1. Je voudrais d’abord vous dire que votre mission dans la préparation au mariage vous place à un point d’observation d’un mystère.

Il y a une cinquantaine d’années, on expliquait qu’il n’y avait plus de jeunes dans l’Église, à ce moment-là les jeunes, c’était vous, donc puisque vous êtes là ce matin, c’est que vous y étiez ! On expliquait que les gens ne se marieraient plus, et puis voilà que vous êtes investis dans la préparation au mariage ! Je pense donc que les pronostics ou les prophéties ont été déjoués par quelque chose qui nous dépasse. Ce qui nous dépasse, c’est qu’un homme et une femme dans le désordre institutionnel et affectif de notre société peuvent encore avoir l’idée de s’unir l’un avec l’autre d’une façon publique, - ce qui n’est pas évident -, et de s’unir pour longtemps, si possible pour toujours, - ce qui n’est pas évident non plus. Qu’est-ce qui fait que ces jeunes qui n’ont pas été élevés dans l’objectif de la reproduction sociale pour reconstituer des cellules familiales à l’image de celles de leurs grands-parents, transgressent les idées communes et finissent par prendre une décision qui est une décision originale dans leur environnement ? Mystère !

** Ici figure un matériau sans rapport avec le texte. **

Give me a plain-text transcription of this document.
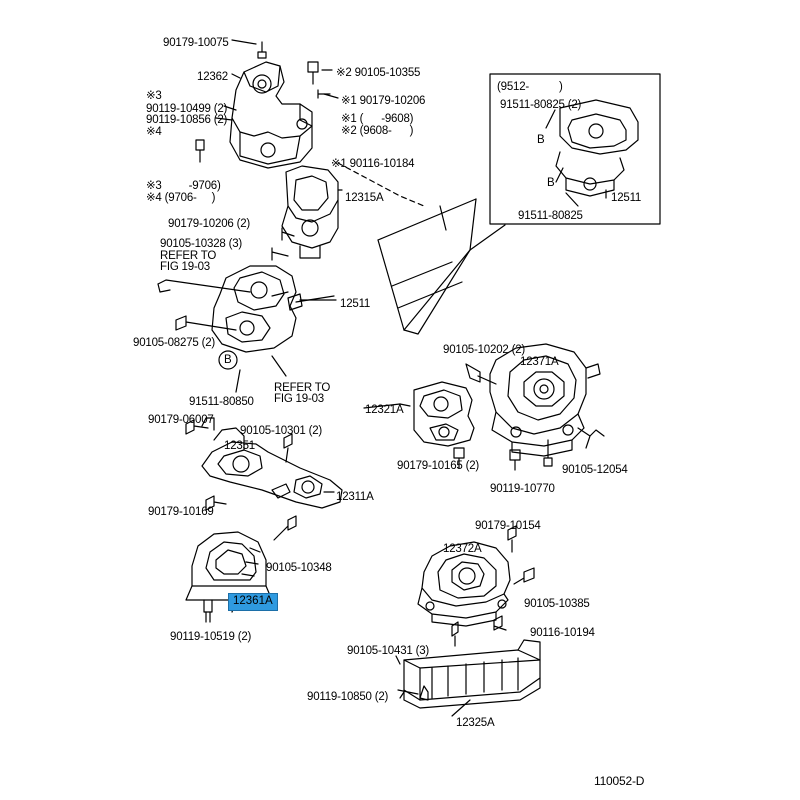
90179-10075
12362	※2 90105-10355
※1 90179-10206
※3
90119-10499 (2)
90119-10856 (2)
※4
※1 (      -9608)
※2 (9608-      )
※1 90116-10184
※3         -9706)
※4 (9706-     )	12315A
90179-10206 (2)
90105-10328 (3)
REFER TO
FIG 19-03
12511
90105-08275 (2)
91511-80850
REFER TO
FIG 19-03
90179-06007
90105-10301 (2)
12351
12311A
90179-10169
90105-10348
90119-10519 (2)
(9512-          )
91511-80825 (2)
12511
91511-80825
90105-10202 (2)
12371A
12321A
90179-10165 (2)	90105-12054
90119-10770
90179-10154
12372A
90105-10385
90116-10194
90105-10431 (3)
90119-10850 (2)
12325A
B
B
B
12361A
110052-D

Vous allez me dire évidemment que c’est parce qu’ils s’aiment beaucoup plus que les autres ne sont capables de s’aimer, mais vous savez bien que ce n’est pas vrai, les autres aussi sont capables de s’aimer… Et donc, il y a quand même quelque chose qui nous échappe. Qu’est-ce qui fait que ces jeunes, entre 22 et 35 ans, dont on dit qu’ils n’ont pas été catéchisés, qu’ils n’ont pas une grande expérience de l’Église, qui ont même parfois une expérience très lointaine de l’Église finissent par aboutir devant notre porte et nous demander quelque chose ? Mystère !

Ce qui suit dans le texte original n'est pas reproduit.